Why We Remember Easter
In the Orthodox Church, there are many things that people find quizzical. Many people experience their first Orthodox service to be unlike anything they have experienced, seemingly independent of faith upbringing. But I want to share something from our Sunday Morning Prayer service, referred to by most churches as Matins or Orthros if you feel so inclined to look up a parish near you to check it out. Sunday Matins is a bit quizzical as far as services go because the service always incorporates a Gospel reading. Moreover, these are not just any Gospel readings, but the 11 Gospels of the Resurrection [And no, there’s not 7 Gospels that you’ve never encountered before; the rubrics just divide the Resurrection appearances of Christ into 11 parts. Similarly, our service on Great and Holy Thursday divides the retelling of the Passion of Christ into 12 parts, so we call it “The Reading of the 12 Gospels.”]

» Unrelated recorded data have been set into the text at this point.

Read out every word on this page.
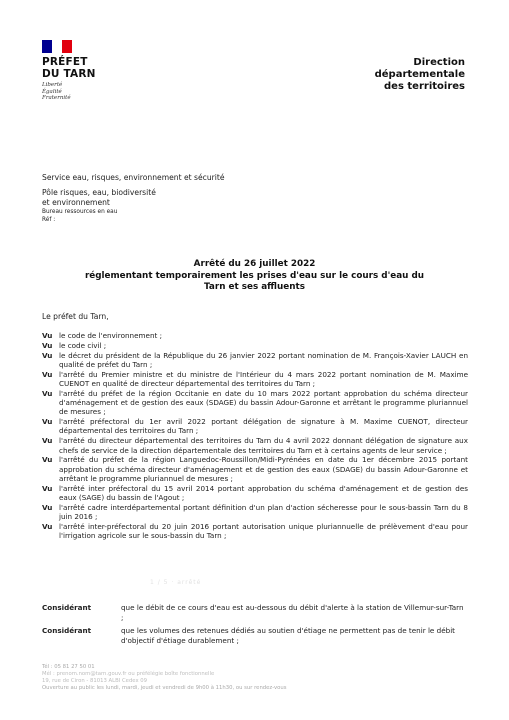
PRÉFET
DU TARN
Liberté
Égalité
Fraternité
Direction
départementale
des territoires
Service eau, risques, environnement et sécurité
Pôle risques, eau, biodiversité
et environnement
Bureau ressources en eau
Réf :
Arrêté du 26 juillet 2022
réglementant temporairement les prises d'eau sur le cours d'eau du
Tarn et ses affluents
Le préfet du Tarn,
Vu le code de l'environnement ;
Vu le code civil ;
Vu le décret du président de la République du 26 janvier 2022 portant nomination de M. François-Xavier LAUCH en qualité de préfet du Tarn ;
Vu l'arrêté du Premier ministre et du ministre de l'Intérieur du 4 mars 2022 portant nomination de M. Maxime CUENOT en qualité de directeur départemental des territoires du Tarn ;
Vu l'arrêté du préfet de la région Occitanie en date du 10 mars 2022 portant approbation du schéma directeur d'aménagement et de gestion des eaux (SDAGE) du bassin Adour-Garonne et arrêtant le programme pluriannuel de mesures ;
Vu l'arrêté préfectoral du 1er avril 2022 portant délégation de signature à M. Maxime CUENOT, directeur départemental des territoires du Tarn ;
Vu l'arrêté du directeur départemental des territoires du Tarn du 4 avril 2022 donnant délégation de signature aux chefs de service de la direction départementale des territoires du Tarn et à certains agents de leur service ;
Vu l'arrêté du préfet de la région Languedoc-Roussillon/Midi-Pyrénées en date du 1er décembre 2015 portant approbation du schéma directeur d'aménagement et de gestion des eaux (SDAGE) du bassin Adour-Garonne et arrêtant le programme pluriannuel de mesures ;
Vu l'arrêté inter préfectoral du 15 avril 2014 portant approbation du schéma d'aménagement et de gestion des eaux (SAGE) du bassin de l'Agout ;
Vu l'arrêté cadre interdépartemental portant définition d'un plan d'action sécheresse pour le sous-bassin Tarn du 8 juin 2016 ;
Vu l'arrêté inter-préfectoral du 20 juin 2016 portant autorisation unique pluriannuelle de prélèvement d'eau pour l'irrigation agricole sur le sous-bassin du Tarn ;
1 / 5 · arrêté
Considérant	que le débit de ce cours d'eau est au-dessous du débit d'alerte à la station de Villemur-sur-Tarn ;
Considérant	que les volumes des retenues dédiés au soutien d'étiage ne permettent pas de tenir le débit d'objectif d'étiage durablement ;
Tél : 05 81 27 50 01
Mél : prenom.nom@tarn.gouv.fr ou préfélégie boîte fonctionnelle
19, rue de Ciron - 81013 ALBI Cedex 09
Ouverture au public les lundi, mardi, jeudi et vendredi de 9h00 à 11h30, ou sur rendez-vous
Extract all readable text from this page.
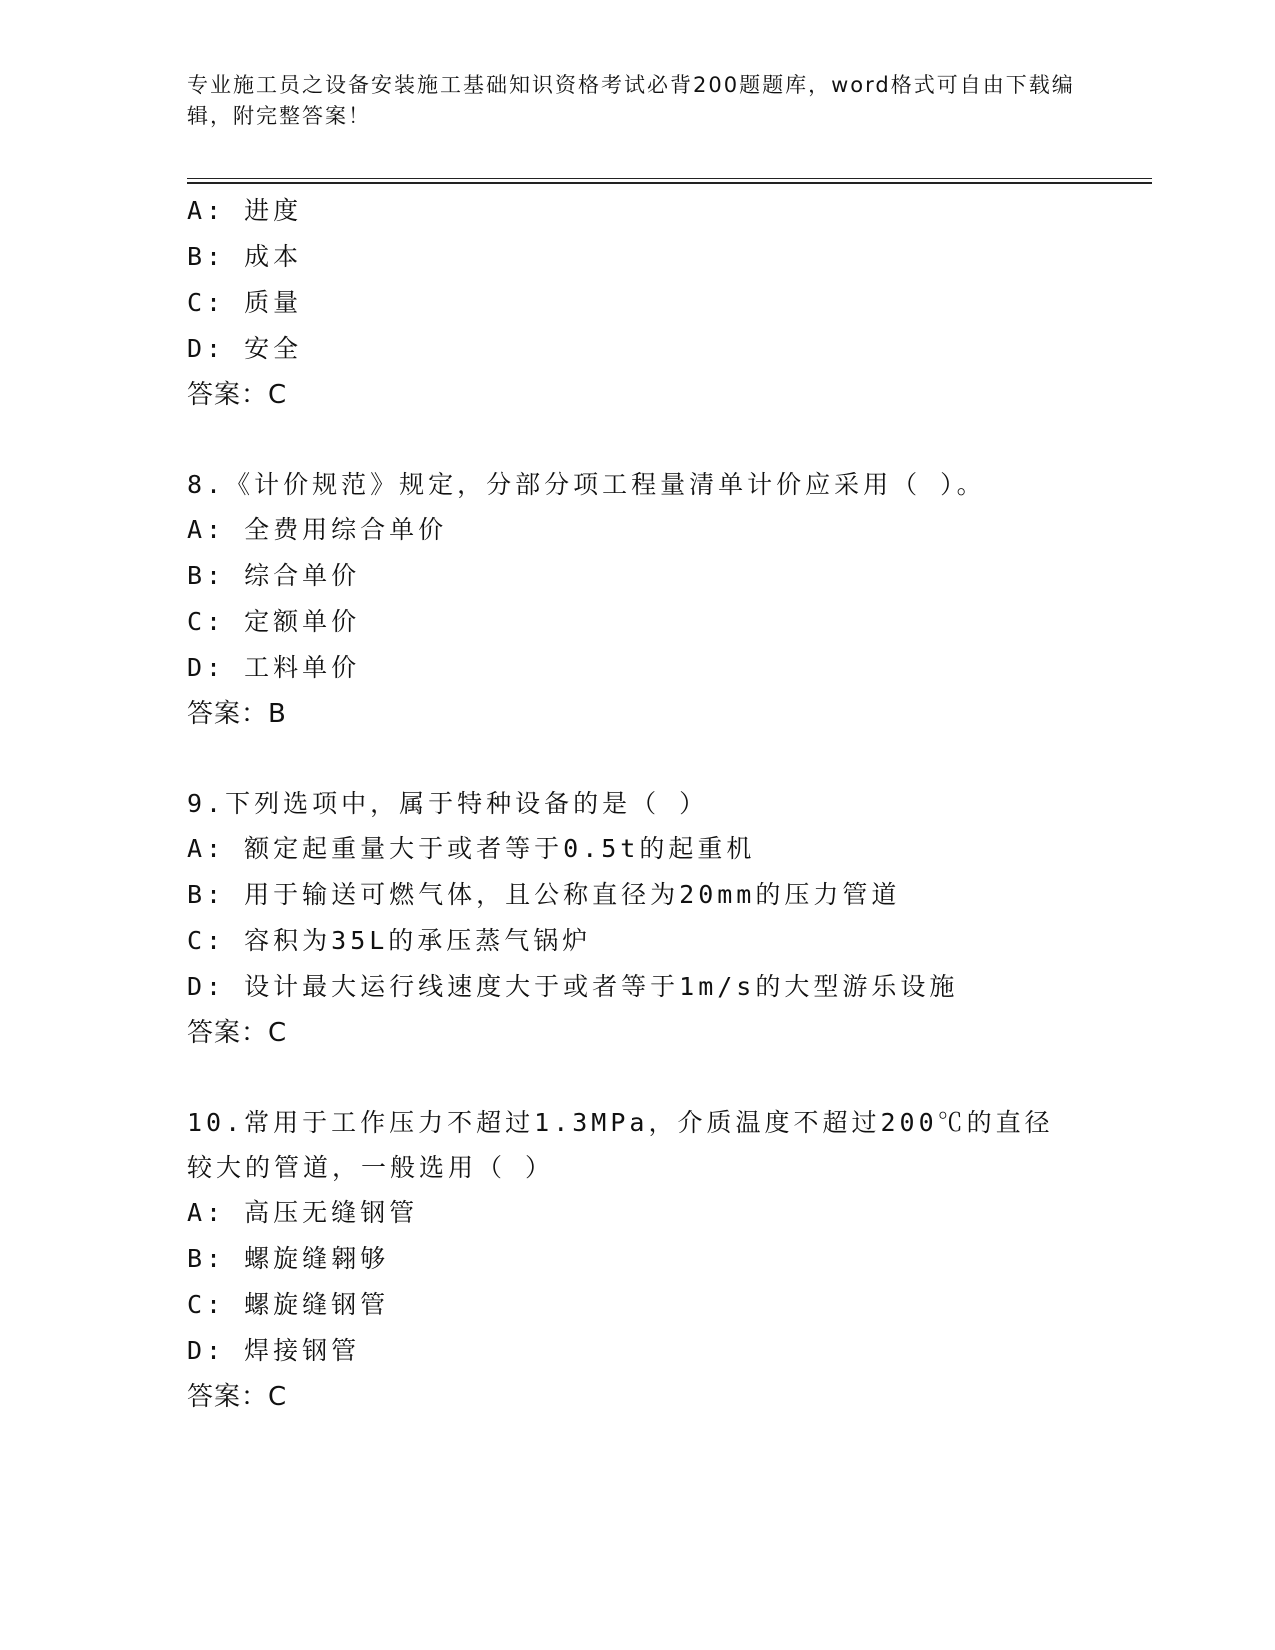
专业施工员之设备安装施工基础知识资格考试必背200题题库，word格式可自由下载编辑，附完整答案！
A: 进度
B: 成本
C: 质量
D: 安全
答案：C
8.《计价规范》规定，分部分项工程量清单计价应采用（ ）。
A: 全费用综合单价
B: 综合单价
C: 定额单价
D: 工料单价
答案：B
9.下列选项中，属于特种设备的是（ ）
A: 额定起重量大于或者等于0.5t的起重机
B: 用于输送可燃气体，且公称直径为20mm的压力管道
C: 容积为35L的承压蒸气锅炉
D: 设计最大运行线速度大于或者等于1m/s的大型游乐设施
答案：C
10.常用于工作压力不超过1.3MPa，介质温度不超过200℃的直径较大的管道，一般选用（ ）
A: 高压无缝钢管
B: 螺旋缝翱够
C: 螺旋缝钢管
D: 焊接钢管
答案：C
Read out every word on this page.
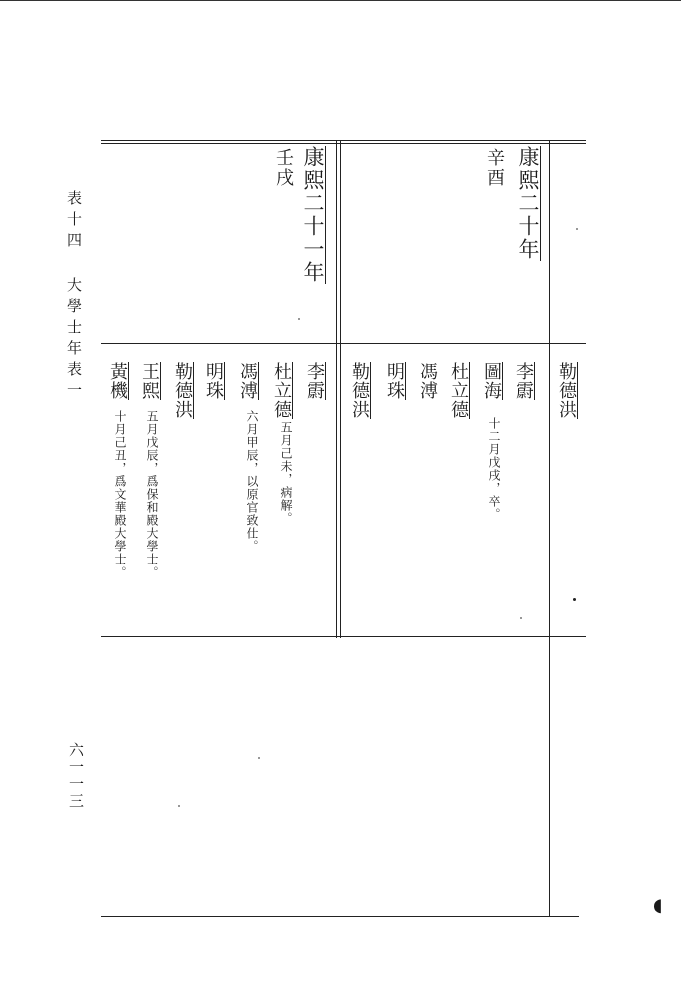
表十四 大學士年表一
六一一三
勒德洪
康熙二十年
辛酉
李霨
圖海
十二月戊戌，卒。
杜立德
馮溥
明珠
勒德洪
康熙二十一年
壬戌
李霨
杜立德
五月己未，病解。
馮溥
六月甲辰，以原官致仕。
明珠
勒德洪
王熙
五月戊辰，爲保和殿大學士。
黃機
十月己丑，爲文華殿大學士。
◖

The Resurrection is everywhere in Matins. This hymn tells the story of the Resurrection so beautifully, particularly when sung in full congregational voice:
As such, I am used to hearing the story of the myrrh-bearing women. We celebrate them every Sunday, particularly at Matins. The second Sunday after Easter is dedicated to these women who came to tend to Christ’s body, even after it had been resting for 3 days in the tomb. No doubt they expected to find the stench of a body that had been enclosed in a tomb. After all, Lazarus is best known for the claim that “he stinketh” (seriously, some verses are just the best in their KJV form) after being dead for 4 days… surely Jesus’s body wouldn’t be all that great.
Yet, something absolutely astounding had happened. Christ’s body was not there; an angel proclaimed to the women that He had risen! The women drew near expecting to find human frailty. Instead they drew near and found the power of God. The women drew near expecting to find death. Instead they drew near and encountered the triumph of life.
I struggle to remember the faithfulness of Christ and His Resurrection. After all, the Resurrection is where the power of God meets our human frailty at the interface with sin, death, and the devil. So often it seems like 3 against 2; although, if we were honest, we would know that the odds are 4 against 1. Our human frailty rarely cooperates with the power of God. Yet in the Resurrection, we see God Himself changing the situation. The Resurrection of Christ occurred independent of our belief. The Resurrection of Christ occurred independent of our obedience. The Resurrection of Christ occurred independent of our grief. The Resurrection of Christ occurred independent of our expectations. The Resurrection of Christ occurred wholly dependent on a sovereign God, who in infinite love for mankind, manifested His divine power. In His bodily Resurrection, Christ raised up human flesh from the pit of corruption and death. If we have any hope for our human frailty, then we find it in the physical Resurrection of Christ.
We remember Easter to call to remembrance Christ’s absolute and total saving work of mankind that lead to our resurrection when we find ourselves in Him. The Incarnation shows us the lengths Christ went to identify with us through our lifetime, the Crucifixion shows us the crazy power of Love to defy all human expectations, and the Resurrection shows us the amazing hope we have… indeed the only hope we have.
Come! Let us worship His third-day Resurrection!